Bristol Bears Community Foundation It is a similar story with the award-winning Bristol Bears Community Foundation, which harnesses the power of the Bristol Bears brand to work with over 8,000 people from the local community each year, contributing to the club’s vision to ‘inspire the community through rugby success’.
Delivering a diverse range of programmes, the foundation serves the community across four key areas – education, participation, health, and inclusion – with its two flagship educational programmes Bright Sparks, an intervention aimed at secondary school children, and Premiership Rugby funded post-16 offering HITZ.
Transitioning all delivery online throughout the pandemic created a need for additional support from foundation colleagues in providing access to suitable devices, as well as training for young people to access online content. Working proactively with partner schools and education partners, the overwhelming majority of students were able to continue a level of virtual engagement that resulted in positive outcomes for all with reference to programme outcomes, positive mental health through well-planned enrichment activities, and not least, going some way in preventing anti-social behaviour.
In the post-Covid world, the foundation’s programmes continue to have a constructive impact on the community, thanks, in part, to its ability to foster meaningful relationships, as Craig Capel, community development manager, says: “All of our programmes rely on building positive relationships as the very foundation of delivery and ultimately success. Establishing these relationships alongside maintaining high expectations of all students allows staff to really respond to the needs of each young person. Add to these the engagements from other partners including Avon & Somerset Police, Avon Fire & Rescue and Bristol Bears Men & Women, as well as a number of brilliant corporate supporters, the influence on the behaviours of our students continues to be fundamental to the success of our education offer.”
The work of the foundation has manifested in some excellent results for this year’s cohort.
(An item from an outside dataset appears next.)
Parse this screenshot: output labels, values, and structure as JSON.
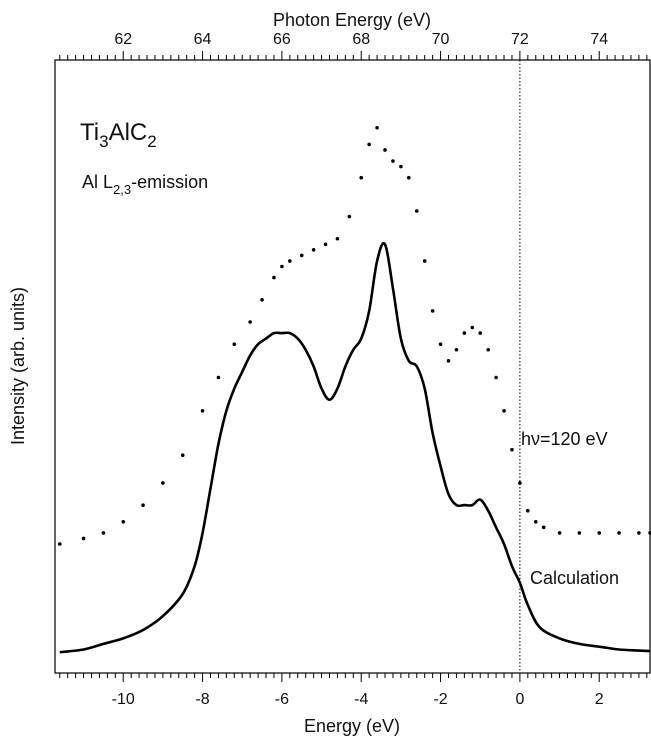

With 90% of students achieving at least a level one qualification, 81% of students improved their attendance at their school or academy and 60% of post-16 students moved into employment or further training.
One success story from this year has seen four students moving into apprenticeships or employment with local company Molson as a direct result of their involvement in the HITZ programme. “It is clear that our programmes, with the support of excellent corporate partners, provide unique experiences and meaningful opportunities for young people to improve their skills, qualities and pathways to further training and/or employment,” concludes Craig.